Mercado laboral da União Europeia recupera mas não ao nível pré-pandemia antes de 2022

A Comissão Europeia afirma que a recuperação do mercado laboral «ganha forma» na União Europeia (UE), mas o emprego e as horas trabalhadas ainda estão abaixo do pré-pandemia e «não se espera» uma melhoria «antes de 2022».

«O impacto da crise da COVID-19 no mercado de trabalho foi amortecido pela acção política rápida e decisiva a nível dos Estados-membros e da UE. A recuperação do mercado de trabalho está a ganhar forma, mas o emprego e o total de horas trabalhadas ainda não voltaram aos níveis anteriores à crise», assinala o executivo comunitário num relatório divulgado.

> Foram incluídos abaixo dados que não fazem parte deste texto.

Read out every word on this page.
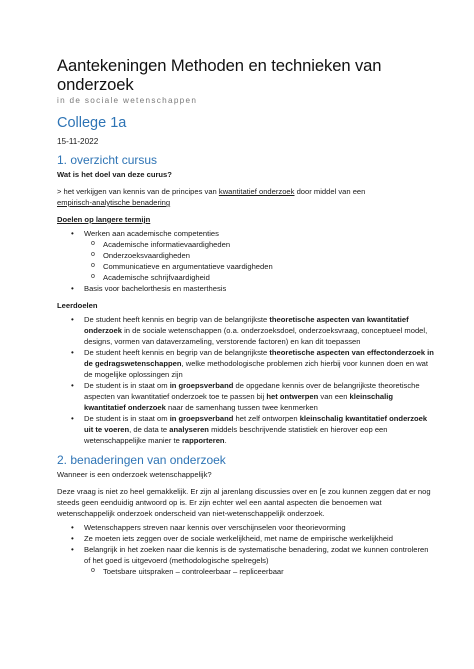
Aantekeningen Methoden en technieken van onderzoek
in de sociale wetenschappen
College 1a
15-11-2022
1. overzicht cursus

Wat is het doel van deze curus?

> het verkijgen van kennis van de principes van kwantitatief onderzoek door middel van een
empirisch-analytische benadering

Doelen op langere termijn

• Werken aan academische competenties
o Academische informatievaardigheden
o Onderzoeksvaardigheden
o Communicatieve en argumentatieve vaardigheden
o Academische schrijfvaardigheid
• Basis voor bachelorthesis en masterthesis

Leerdoelen

• De student heeft kennis en begrip van de belangrijkste theoretische aspecten van kwantitatief onderzoek in de sociale wetenschappen (o.a. onderzoeksdoel, onderzoeksvraag, conceptueel model, designs, vormen van dataverzameling, verstorende factoren) en kan dit toepassen
• De student heeft kennis en begrip van de belangrijkste theoretische aspecten van effectonderzoek in de gedragswetenschappen, welke methodologische problemen zich hierbij voor kunnen doen en wat de mogelijke oplossingen zijn
• De student is in staat om in groepsverband de opgedane kennis over de belangrijkste theoretische aspecten van kwantitatief onderzoek toe te passen bij het ontwerpen van een kleinschalig kwantitatief onderzoek naar de samenhang tussen twee kenmerken
• De student is in staat om in groepsverband het zelf ontworpen kleinschalig kwantitatief onderzoek uit te voeren, de data te analyseren middels beschrijvende statistiek en hierover eop een wetenschappelijke manier te rapporteren.
2. benaderingen van onderzoek

Wanneer is een onderzoek wetenschappelijk?

Deze vraag is niet zo heel gemakkelijk. Er zijn al jarenlang discussies over en [e zou kunnen zeggen dat er nog steeds geen eenduidig antwoord op is. Er zijn echter wel een aantal aspecten die benoemen wat wetenschappelijk onderzoek onderscheid van niet-wetenschappelijk onderzoek.

• Wetenschappers streven naar kennis over verschijnselen voor theorievorming
• Ze moeten iets zeggen over de sociale werkelijkheid, met name de empirische werkelijkheid
• Belangrijk in het zoeken naar die kennis is de systematische benadering, zodat we kunnen controleren of het goed is uitgevoerd (methodologische spelregels)
o Toetsbare uitspraken – controleerbaar – repliceerbaar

Na comunicação sobre o mercado laboral da UE publicada no âmbito do pacote de outono de coordenação de políticas económicas e orçamentais, a Comissão Europeia acrescenta que, «embora a recuperação económica sustente a criação de emprego, não se espera que o regresso aos níveis de emprego pré-crise ocorra antes de 2022».

Falando na apresentação do documento em conferência de imprensa, em Bruxelas, o comissário europeu da tutela, Nicolas Schmit, assinalou que «a taxa de emprego para as pessoas com 20 a 64 anos de idade foi de 72,8% [no segundo trimestre deste ano, mais 1,2 pontos percentuais do que no período homólogo de 2020], quando se registou também um aumento de 13% por horas de trabalho por trabalhador em comparação com o quarto trimestre de 2020».

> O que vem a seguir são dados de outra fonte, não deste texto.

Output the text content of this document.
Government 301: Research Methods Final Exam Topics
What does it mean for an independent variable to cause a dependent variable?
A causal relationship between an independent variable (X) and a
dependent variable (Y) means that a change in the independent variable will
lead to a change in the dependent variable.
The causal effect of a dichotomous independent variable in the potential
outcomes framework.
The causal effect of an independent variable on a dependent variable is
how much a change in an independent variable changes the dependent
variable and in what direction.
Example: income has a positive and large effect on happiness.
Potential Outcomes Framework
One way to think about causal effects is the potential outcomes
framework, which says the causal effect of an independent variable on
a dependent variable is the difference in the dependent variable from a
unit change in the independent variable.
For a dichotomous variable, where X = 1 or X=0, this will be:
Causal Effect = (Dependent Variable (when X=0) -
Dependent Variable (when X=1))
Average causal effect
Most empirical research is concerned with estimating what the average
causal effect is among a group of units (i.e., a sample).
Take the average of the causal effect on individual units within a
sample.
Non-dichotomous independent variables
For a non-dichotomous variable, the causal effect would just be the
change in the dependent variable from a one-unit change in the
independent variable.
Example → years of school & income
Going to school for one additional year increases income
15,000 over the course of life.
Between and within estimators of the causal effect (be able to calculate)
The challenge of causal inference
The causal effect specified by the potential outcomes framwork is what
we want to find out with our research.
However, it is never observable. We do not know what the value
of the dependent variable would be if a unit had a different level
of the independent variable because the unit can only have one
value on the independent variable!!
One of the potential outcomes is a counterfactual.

«Portanto, há uma melhoria óbvia, mas o número de horas trabalhadas por trabalhador ainda é 2,7% mais baixo do que antes da pandemia», acrescentou o responsável pelas pastas do Emprego e Direitos Sociais.

Nicolas Schmit assinalou que, «à medida que a economia recupera do choque da COVID-19 – que infelizmente ainda não terminou – é provável que nem todos os postos de trabalho sejam recuperados».

«Para algumas das empresas afectadas, a pandemia terá representado apenas um choque temporário, enquanto para outras poderá levar a mudanças profundas nos modelos de negócio, [pelo que] as políticas ativas do mercado de trabalho, incluindo a qualificação e, sempre que necessário, os incentivos à contratação têm de estar no centro do nosso trabalho para suavizar os impactos negativos da pandemia e para nos preparar para as transições digitais e verdes em curso», elencou o responsável luxemburguês.

No que toca à taxa de desemprego, fixou-se em 6,7% em Setembro deste ano na UE, um ponto percentual abaixo do registado no mesmo mês de 2020.

Vincando que «a crise da COVID-19 afectou fortemente os jovens e, em particular, a sua situação laboral», Nicolas Schmit observou que «a taxa de desemprego jovem na UE mostrou sinais iniciais de recuperação em meados deste ano».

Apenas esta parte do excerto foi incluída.